Andre Fernandez, president-CFO, said he is looking for M&A opportunities, with a bias toward television, particularly mid-size markets, while not ruling out additional radio acquisitions to fill out existing clusters.
Journal Communications declared itself a would-be station acquirer some time ago as it paid down debt by selling non-core assets. But Wall Street analysts noted in the quarterly Q&A with management that Journal was absent from the recent string of TV deals and wanted an update on the company’s M&A strategy.
“What are you waiting for?” asked analyst Barry Lucas of Gabelli & Co. after noting that $2 billion of TV deals had been announced in less than 12 months, while Journal bought only two radio stations in Tulsa.
“People know we’re interested. We do get the calls and we do our work, always with long-term shareholder value in mind,” said Steve Smith, chairman-CEO of. His view is that the company will continue to evaluate opportunities and see if there is strategic benefit from a potential acquisition.
“Every deal seems to be different,” he said of the recent series of TV acquisitions, with strategies for the acquiring companies ranging from duopolies and corporate expense reductions to other considerations that build value, not just scale.
Journal ended 2Q with bank debt of only $21.4 million, so leverage is minimal. Smith says management would like to increase that leverage by making acquisitions and he thinks investors would prefer that to a resumption of cash dividend payments, which were suspended in 2009 due to the national recession.
“We recognize that the leverage is not optimal for some investors,” said Andre Fernandez, president-CFO, who reiterated that Journal remains on the “acquisition hunt.” But he said price multiples for the recent TV deals that had been alluded to were more than the current Wall Street multiple for Journal’s stock, which makes stock buybacks more accretive than station purchases.
Even so, Fernandez said he is still looking for M&A opportunities, with a bias toward television, particularly mid-size markets, while not ruling out additional radio acquisitions to fill out existing clusters.
TV, not surprisingly, is looking to be stronger for Journal in 3Q than radio. Not only is TV benefitting from political spending, but three of Journal’s 13 TV stations — including flagship WTMJ Milwaukee, its largest station — are NBC affiliates which will carry the Summer Olympics from London.
Smith noted that the last Summer Games in 2008 brought in $2.3 million of advertising for Journal’s NBC stations and the company is on track to exceed that figure this year.

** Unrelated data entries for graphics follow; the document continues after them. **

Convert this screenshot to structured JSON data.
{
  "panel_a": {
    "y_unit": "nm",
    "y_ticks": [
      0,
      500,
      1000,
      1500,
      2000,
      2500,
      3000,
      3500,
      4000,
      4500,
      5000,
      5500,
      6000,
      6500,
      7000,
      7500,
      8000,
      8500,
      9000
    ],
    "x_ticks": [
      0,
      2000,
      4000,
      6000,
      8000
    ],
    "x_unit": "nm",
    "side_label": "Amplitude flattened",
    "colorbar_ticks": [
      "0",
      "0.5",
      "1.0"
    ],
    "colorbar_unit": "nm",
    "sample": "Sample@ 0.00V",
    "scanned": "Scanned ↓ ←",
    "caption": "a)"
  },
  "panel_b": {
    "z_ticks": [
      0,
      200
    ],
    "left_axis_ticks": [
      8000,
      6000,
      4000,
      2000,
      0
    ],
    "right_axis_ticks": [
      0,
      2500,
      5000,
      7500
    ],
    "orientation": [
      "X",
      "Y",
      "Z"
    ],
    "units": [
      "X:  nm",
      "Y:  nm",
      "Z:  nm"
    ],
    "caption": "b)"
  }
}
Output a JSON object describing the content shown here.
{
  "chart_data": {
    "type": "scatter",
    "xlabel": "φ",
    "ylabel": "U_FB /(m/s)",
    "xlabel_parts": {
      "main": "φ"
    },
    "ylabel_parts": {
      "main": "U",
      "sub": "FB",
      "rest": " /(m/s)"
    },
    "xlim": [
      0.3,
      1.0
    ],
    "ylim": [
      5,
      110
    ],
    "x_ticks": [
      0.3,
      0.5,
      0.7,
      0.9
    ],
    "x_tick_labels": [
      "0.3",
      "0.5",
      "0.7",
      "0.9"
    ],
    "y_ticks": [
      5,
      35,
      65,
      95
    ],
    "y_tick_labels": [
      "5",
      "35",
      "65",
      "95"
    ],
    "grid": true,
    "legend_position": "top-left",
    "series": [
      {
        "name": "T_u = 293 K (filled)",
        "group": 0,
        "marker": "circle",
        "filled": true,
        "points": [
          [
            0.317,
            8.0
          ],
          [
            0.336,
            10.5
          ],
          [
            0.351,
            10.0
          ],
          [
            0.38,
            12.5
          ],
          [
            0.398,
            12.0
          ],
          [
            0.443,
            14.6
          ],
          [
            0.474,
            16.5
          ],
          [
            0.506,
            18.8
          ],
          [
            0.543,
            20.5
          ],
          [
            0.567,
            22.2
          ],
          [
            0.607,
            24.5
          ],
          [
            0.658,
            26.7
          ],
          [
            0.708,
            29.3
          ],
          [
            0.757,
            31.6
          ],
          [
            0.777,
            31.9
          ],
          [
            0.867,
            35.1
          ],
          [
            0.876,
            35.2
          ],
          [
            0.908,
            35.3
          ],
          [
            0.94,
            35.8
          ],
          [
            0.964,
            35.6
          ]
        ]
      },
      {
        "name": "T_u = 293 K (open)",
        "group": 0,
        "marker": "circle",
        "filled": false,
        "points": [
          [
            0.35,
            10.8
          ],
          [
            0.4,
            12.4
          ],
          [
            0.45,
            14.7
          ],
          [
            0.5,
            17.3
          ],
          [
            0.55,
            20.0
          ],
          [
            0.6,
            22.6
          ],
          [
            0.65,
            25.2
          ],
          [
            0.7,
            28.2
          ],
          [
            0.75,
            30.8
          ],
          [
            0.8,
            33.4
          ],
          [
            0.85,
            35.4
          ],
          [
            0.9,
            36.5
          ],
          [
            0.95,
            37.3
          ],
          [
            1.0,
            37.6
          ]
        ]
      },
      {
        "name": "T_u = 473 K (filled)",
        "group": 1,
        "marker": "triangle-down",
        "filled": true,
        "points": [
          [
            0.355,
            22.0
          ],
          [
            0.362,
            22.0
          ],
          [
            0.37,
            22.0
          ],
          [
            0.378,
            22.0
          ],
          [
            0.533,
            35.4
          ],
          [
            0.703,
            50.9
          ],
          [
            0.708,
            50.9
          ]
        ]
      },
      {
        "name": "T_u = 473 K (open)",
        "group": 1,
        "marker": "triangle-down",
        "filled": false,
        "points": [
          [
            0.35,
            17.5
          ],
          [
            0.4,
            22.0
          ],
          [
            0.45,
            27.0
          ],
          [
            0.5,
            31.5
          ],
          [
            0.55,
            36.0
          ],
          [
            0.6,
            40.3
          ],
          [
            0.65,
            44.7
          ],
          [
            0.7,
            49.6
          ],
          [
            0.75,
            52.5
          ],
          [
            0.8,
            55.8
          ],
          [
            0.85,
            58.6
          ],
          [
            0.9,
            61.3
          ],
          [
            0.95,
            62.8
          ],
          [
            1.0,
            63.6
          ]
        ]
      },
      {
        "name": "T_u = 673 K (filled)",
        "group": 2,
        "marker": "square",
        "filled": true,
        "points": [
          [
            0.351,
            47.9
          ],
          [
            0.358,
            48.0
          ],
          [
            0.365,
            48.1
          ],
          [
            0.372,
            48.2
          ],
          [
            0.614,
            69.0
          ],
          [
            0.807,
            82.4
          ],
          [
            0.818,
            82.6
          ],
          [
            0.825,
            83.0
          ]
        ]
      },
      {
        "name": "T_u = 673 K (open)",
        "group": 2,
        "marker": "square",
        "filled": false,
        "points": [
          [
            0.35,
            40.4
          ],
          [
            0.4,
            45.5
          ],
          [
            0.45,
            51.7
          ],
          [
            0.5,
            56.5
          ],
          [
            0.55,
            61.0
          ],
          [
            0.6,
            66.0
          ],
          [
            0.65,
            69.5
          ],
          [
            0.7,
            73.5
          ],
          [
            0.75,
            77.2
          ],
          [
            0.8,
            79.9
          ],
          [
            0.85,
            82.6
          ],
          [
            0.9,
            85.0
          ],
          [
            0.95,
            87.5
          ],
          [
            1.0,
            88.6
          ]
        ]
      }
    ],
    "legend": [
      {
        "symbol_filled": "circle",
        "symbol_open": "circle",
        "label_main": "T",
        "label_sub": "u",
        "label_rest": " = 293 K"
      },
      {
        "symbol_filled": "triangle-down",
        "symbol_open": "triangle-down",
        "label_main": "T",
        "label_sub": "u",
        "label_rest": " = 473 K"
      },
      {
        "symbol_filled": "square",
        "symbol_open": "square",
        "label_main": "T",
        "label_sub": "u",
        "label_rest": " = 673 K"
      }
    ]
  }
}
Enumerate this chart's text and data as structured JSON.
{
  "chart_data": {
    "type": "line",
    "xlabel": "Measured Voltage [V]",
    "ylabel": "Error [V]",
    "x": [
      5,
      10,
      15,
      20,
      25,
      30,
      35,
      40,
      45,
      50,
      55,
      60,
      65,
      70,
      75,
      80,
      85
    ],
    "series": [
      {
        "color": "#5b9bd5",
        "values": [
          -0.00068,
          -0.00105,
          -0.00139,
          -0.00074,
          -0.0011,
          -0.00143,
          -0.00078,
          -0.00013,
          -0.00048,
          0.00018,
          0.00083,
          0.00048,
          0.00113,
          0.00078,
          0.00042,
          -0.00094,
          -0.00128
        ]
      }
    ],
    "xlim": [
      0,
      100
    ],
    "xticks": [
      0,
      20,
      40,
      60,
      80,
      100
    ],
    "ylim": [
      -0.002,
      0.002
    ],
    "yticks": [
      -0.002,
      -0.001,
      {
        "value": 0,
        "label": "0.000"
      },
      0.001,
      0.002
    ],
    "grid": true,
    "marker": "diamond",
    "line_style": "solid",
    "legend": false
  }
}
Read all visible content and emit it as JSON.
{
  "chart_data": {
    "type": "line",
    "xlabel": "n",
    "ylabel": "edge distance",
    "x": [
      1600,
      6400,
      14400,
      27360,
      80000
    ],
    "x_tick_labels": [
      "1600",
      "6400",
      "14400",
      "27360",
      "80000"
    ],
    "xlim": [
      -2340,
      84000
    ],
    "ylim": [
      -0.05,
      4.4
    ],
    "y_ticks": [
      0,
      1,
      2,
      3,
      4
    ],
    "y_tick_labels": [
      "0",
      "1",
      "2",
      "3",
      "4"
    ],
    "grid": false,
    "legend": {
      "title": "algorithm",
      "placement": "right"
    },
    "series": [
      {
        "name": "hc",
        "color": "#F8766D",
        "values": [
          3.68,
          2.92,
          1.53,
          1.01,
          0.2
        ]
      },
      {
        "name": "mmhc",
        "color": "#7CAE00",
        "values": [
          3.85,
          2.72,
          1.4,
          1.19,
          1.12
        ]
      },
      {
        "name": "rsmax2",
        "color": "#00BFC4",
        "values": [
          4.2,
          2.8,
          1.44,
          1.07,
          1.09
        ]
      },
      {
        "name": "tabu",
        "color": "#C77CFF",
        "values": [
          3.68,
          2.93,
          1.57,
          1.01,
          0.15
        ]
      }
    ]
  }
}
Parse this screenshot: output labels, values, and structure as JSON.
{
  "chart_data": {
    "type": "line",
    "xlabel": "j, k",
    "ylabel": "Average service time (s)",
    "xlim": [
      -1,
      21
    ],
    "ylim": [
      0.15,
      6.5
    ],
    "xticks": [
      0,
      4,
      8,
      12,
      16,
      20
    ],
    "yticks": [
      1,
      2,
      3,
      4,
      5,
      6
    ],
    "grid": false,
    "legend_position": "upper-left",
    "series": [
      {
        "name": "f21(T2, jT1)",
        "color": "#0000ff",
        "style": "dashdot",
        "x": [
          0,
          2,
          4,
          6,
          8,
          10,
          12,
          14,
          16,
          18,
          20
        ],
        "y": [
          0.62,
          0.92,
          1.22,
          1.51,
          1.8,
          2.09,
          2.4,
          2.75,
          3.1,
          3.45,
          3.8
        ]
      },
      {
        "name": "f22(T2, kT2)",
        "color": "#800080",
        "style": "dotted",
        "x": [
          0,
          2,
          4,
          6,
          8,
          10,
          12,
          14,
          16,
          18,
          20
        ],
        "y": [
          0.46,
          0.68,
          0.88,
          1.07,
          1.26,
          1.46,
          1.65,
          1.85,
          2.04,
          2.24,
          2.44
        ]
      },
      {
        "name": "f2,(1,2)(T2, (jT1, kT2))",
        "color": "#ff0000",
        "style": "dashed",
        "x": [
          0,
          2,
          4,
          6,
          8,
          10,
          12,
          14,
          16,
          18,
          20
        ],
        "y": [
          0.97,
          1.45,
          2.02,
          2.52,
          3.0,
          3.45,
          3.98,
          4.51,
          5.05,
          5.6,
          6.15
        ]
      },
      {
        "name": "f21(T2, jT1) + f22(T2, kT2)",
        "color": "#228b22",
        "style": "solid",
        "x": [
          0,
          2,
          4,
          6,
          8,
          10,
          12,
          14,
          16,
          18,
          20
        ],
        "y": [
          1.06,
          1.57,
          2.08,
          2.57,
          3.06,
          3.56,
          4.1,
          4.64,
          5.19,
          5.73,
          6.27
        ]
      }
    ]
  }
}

After reporting an 18.4% gain in broadcast revenues for 2Q, Fernandez told analysts that 3Q broadcast revenues are expected to be up in the low double digits including political and up high single digits excluding political. TV is expected to be up more than radio, but he declined to break out those pacings. Publishing is expected to be down again, slipping by a percentage in the mid-single digits.